Culled from a recent exchange I had on twitter, the following are some randomly ordered thoughts on privacy protection in Web applications/APIs intended for location-based services (LBS).
- we really don’t want each of N different location-aware applications on a device showing their own Nth-different “location sharing active” dialogs to users
- nobody questions the intentions of any of the proposed LBS privacy-protection solutions; they instead question whether the proposed solutions would actually have the intended effective if implemented
- there are legitimate concerns that some LBS privacy-protection proposals, despite intentions, would risk creating a situation ultimately harmful to users
- any proposal being advocated should be judged on its technical merit, not on its intentions
- advocacy is bad when it means continuing to dogmatically promote a particular well-intentioned-but-unproven solution even after that proposed solution has been legitimately and seriously questioned
- any effective solution must start with not trying to pressure (bully) browser vendors into implementing a particular proposal, but instead working with browser vendors (rather than in isolation from them) to develop a general solution that’s actually workable
- building a specific privacy-protection mechanism into one particular API is not a solution to the general problem of protecting user privacy across different classes of applications
- when legal requirements for privacy protection in applications are not in line with market realities and implementation/user practicalities and/or are not enforceable, the market is going to rightly ignore them
June 22nd, 2009 at 8:06 am
I feel a lot of anger and frustration in this list.

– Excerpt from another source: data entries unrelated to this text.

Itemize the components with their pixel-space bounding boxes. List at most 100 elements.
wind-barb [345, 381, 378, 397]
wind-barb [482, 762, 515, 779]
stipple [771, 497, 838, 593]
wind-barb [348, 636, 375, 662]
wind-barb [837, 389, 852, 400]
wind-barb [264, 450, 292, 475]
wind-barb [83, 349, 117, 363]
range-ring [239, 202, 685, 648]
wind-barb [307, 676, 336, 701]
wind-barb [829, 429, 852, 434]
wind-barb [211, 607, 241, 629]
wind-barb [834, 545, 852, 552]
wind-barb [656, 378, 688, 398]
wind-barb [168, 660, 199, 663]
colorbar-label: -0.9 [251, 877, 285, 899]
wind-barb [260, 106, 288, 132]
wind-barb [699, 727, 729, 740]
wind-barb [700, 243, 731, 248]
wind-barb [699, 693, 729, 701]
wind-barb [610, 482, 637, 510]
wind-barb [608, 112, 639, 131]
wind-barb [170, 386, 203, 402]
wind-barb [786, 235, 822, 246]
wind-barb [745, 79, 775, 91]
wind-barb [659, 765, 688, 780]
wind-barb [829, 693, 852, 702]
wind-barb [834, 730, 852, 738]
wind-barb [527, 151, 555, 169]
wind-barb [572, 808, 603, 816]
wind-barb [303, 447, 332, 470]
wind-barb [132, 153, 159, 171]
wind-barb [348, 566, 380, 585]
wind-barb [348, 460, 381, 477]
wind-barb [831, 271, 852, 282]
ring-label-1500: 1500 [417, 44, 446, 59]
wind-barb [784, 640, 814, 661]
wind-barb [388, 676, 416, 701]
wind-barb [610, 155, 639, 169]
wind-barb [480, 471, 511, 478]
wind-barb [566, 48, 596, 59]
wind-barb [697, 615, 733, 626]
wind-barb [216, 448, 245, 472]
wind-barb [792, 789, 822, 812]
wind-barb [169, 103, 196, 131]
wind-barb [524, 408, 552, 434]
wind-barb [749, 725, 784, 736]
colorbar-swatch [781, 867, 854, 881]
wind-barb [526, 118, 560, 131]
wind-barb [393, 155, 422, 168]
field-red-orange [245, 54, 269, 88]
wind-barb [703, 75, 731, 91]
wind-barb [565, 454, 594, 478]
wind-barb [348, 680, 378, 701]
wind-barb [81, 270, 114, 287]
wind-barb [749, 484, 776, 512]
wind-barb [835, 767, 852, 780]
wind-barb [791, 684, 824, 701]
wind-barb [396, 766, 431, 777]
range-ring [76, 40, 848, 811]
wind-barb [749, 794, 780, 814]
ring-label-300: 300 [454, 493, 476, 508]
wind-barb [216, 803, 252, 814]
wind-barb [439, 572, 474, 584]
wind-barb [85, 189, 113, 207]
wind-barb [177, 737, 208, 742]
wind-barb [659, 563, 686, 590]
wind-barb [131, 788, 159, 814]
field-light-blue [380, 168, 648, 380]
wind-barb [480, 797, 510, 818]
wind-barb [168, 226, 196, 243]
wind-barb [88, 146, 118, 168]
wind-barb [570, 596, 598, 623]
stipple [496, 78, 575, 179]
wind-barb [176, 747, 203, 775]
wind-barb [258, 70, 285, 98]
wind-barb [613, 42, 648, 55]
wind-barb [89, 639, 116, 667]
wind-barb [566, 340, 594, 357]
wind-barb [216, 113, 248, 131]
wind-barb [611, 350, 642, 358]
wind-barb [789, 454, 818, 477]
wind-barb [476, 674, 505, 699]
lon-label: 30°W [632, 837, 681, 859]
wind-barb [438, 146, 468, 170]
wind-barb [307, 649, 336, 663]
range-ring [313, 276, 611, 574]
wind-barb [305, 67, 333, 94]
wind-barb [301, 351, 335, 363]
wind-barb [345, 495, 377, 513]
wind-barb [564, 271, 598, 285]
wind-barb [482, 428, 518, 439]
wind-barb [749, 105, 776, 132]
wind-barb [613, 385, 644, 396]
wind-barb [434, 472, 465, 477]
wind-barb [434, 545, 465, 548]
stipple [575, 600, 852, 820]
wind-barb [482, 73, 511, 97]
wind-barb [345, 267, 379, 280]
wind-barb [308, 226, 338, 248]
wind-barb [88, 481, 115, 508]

Some of the items seem fine to me. I would not have written them like this ;). I disagree strongly with the last one, not because of the rationale but the form. It’s an unproven affirmation. There will be cases where it will be indeed the case and some not. :)
About geolocation privacy, the issue has hit the fan already ;) Advertising the user’s location is one way to make aware the user (or users in developping countries) of a mobile device. Blocking access to the location is *not always* a solution either. Sometimes the solution will be in how long the data can be kept, sometimes the solution will be in how the data will be used.
Repeat after me 1000 times: It is not a privacy issue, but a lack (or very thin) opacity issue. The network makes the access to information very quick and easy. There’s no need or no use to block it. There is need to be able to slow down the stream at will.